Some of the complex models used for training are :
- Sigmoid Neuron (1/(1+e^-x))
- Feed Forward Neural Network (FFN)
- Convolutional Neural Network (CNN)
- Recurrent Neural Network (RNN)
- Long Short Term Memory (LSTM)
Fourth Element:
4. Loss Function(How could we say which model best fit for estimating the correct relationship for the task ? ):
Loss function calculates the difference between true output (y) and the approximated value (^f(x)). It is represented with L.
If L=0 then the estimate of our model is exactly accurate.
Different loss functions are :
- Square Error Loss
- Cross-Entropy Loss
- KL divergence
- Hinge Loss
- Huber Loss etc
The lower the loss better the model is in terms of accurate prediction.
Fifth Element:
5. Learning Algorithm(How do we estimate different parameters ?):
Under this element, the success of machine learning lies.
Parameter estimation in machine learning is a kind of search operation.
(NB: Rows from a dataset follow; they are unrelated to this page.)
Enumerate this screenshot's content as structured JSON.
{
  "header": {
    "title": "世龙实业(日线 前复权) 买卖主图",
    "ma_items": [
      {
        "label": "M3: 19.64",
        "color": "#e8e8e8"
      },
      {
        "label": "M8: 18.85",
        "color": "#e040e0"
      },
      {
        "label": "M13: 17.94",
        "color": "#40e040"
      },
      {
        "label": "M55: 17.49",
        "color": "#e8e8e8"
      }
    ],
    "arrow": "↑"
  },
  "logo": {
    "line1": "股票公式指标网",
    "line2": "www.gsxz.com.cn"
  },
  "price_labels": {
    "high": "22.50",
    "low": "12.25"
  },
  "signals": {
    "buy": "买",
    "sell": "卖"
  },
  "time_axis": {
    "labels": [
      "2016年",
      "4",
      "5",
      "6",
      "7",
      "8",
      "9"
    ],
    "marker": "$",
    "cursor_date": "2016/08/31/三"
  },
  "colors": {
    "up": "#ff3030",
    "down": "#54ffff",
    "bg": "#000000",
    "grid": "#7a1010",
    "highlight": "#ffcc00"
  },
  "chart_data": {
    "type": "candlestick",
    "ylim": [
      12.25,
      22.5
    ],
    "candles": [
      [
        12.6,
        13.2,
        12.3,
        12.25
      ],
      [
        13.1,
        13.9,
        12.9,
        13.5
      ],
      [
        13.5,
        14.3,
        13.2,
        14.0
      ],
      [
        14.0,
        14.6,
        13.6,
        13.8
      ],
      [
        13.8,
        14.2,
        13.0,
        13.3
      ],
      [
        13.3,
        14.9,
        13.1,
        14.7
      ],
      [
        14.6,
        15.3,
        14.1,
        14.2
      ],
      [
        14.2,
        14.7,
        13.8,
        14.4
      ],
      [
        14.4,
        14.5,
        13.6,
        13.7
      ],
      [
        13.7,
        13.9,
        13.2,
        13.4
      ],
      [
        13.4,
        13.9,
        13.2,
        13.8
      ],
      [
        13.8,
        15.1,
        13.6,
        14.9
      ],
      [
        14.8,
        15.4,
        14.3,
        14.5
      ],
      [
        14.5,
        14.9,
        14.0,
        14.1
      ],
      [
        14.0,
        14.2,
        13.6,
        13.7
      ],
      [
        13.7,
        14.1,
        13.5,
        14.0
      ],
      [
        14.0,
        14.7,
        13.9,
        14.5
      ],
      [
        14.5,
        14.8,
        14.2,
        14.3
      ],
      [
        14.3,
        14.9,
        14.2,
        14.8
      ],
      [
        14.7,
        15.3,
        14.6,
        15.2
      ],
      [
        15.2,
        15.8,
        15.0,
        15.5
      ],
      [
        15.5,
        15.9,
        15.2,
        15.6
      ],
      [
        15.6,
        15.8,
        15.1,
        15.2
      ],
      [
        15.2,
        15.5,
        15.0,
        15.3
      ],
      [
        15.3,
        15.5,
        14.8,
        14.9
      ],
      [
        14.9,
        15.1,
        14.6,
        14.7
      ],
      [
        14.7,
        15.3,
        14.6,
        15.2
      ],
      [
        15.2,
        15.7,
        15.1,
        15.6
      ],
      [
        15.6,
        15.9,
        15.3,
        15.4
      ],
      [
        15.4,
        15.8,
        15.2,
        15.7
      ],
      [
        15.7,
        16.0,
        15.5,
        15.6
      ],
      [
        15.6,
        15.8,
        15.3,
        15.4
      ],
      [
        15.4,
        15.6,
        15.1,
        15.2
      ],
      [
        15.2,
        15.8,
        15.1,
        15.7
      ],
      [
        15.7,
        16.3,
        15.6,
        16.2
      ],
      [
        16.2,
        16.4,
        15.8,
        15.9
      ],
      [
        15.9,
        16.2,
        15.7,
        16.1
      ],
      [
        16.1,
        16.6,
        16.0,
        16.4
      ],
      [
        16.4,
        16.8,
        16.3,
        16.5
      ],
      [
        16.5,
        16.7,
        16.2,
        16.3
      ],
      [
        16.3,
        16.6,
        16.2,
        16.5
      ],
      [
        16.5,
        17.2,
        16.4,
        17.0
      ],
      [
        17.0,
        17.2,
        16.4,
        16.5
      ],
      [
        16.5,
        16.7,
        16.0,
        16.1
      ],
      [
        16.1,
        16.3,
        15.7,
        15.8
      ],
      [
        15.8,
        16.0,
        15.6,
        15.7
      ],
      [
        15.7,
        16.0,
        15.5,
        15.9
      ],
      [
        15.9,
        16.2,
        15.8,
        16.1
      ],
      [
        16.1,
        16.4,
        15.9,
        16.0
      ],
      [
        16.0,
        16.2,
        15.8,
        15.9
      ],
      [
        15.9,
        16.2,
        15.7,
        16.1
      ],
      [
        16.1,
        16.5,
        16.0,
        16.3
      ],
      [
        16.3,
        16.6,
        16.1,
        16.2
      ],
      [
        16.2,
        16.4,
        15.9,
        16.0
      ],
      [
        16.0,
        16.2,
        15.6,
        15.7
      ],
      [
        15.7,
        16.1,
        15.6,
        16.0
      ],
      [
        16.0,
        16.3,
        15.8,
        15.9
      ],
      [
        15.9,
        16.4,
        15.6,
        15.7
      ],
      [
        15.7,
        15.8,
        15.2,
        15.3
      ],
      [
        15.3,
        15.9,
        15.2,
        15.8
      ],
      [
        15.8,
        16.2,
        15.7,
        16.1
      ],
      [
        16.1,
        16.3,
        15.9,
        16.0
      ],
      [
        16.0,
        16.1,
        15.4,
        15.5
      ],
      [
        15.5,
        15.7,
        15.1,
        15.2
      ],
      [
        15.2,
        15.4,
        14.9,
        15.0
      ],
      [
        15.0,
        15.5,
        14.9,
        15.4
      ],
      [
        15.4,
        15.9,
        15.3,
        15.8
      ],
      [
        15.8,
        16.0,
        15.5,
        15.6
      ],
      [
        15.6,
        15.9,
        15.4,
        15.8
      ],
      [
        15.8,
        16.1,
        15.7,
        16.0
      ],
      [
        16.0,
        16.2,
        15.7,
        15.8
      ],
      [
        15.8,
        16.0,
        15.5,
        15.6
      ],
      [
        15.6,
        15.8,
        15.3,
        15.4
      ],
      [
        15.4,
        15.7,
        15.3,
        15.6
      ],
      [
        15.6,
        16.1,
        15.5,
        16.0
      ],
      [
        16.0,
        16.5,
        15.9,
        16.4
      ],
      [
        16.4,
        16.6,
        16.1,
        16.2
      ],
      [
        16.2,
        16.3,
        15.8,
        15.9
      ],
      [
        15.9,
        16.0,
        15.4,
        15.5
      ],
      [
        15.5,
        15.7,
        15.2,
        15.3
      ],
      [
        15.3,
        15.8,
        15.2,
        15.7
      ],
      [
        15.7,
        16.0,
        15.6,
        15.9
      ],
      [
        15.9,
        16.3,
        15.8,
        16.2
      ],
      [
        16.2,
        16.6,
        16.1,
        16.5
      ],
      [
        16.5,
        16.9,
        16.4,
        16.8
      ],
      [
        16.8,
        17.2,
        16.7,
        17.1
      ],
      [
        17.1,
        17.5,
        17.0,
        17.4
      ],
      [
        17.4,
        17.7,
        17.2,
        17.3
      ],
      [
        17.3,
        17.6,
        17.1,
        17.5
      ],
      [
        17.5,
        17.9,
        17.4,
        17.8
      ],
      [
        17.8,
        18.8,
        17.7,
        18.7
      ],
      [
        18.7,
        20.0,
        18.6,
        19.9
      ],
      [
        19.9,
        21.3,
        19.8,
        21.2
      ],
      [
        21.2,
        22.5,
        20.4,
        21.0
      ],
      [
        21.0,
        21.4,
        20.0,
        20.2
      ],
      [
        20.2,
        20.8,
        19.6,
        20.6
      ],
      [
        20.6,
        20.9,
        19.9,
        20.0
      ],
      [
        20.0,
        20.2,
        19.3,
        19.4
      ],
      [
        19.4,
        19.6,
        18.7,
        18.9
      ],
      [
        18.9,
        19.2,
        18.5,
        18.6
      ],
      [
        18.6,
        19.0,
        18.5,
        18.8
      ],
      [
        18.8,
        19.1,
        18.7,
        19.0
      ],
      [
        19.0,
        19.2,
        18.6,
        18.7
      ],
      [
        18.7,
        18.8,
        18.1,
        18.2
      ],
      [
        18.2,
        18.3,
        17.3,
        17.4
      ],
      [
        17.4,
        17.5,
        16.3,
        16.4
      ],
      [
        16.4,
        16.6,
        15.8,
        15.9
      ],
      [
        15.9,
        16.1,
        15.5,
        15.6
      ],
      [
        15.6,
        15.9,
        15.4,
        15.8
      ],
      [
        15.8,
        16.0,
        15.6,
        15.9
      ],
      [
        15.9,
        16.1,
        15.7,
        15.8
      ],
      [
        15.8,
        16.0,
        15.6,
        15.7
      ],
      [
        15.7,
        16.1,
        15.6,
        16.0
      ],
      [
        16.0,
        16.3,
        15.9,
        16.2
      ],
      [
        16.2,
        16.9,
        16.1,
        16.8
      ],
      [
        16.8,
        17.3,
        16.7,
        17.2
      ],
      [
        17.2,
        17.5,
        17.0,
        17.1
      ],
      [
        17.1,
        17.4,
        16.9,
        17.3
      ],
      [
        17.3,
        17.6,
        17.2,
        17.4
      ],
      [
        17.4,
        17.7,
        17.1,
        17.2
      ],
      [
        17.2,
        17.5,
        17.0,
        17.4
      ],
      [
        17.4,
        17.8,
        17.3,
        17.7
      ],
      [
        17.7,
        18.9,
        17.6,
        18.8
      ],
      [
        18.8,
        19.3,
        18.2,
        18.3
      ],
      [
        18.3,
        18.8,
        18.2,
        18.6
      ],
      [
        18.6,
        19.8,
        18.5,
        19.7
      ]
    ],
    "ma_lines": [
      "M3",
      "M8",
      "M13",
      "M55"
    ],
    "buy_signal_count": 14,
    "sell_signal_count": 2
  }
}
We can compute the parameters through learning algorithm and it becomes an optimization problem where we try to optimize the parameters by minimizing the loss. Hence, the learning algorithm and loss function go hand in hand.
Some of the popular learning algorithm/optimization solvers are :
- Gradient Descent
- Adagrad
- RMSProp
- ADAM
- Backpropagation
Backpropagation
Source : https://miro.medium.com/max/2000/1*fnU_3MGmFp0LBIzRPx42-w.png
Sixth Element:
6. Evaluation(How do we compute the accuracy of an ML/DL model ?):
Accuracy = (No. of correct prediction )/(Total no. of prediction)
Calculating accuracy indicates how efficient the model is and is more interpretable for the end-user than the loss function.
Top-K Accuracy: Out of the top-k prediction made by the prediction if we can find the correct output among these then we can accept the model.
Top-K Accuracy = (No. of correct prediction made in top-k) / (Total no. of prediction)
The evaluation has to be done on the test data (data points which haven’t been seen by the machine).
The standard evaluation metric in the case of object detection where some action is required to be taken is precision and recall.
Precision = (No. of correct action) / (Total no. of action taken )
Recall = (Actual no. of correct action) / (Total No. of times correct action to be taken)
Source : https://miro.medium.com/max/848/1*7SgzmX05T81Ojaor9s5HWQ.png
Hence, we can work on any machine learning project by understanding the above six elements in detail and design our process accordingly.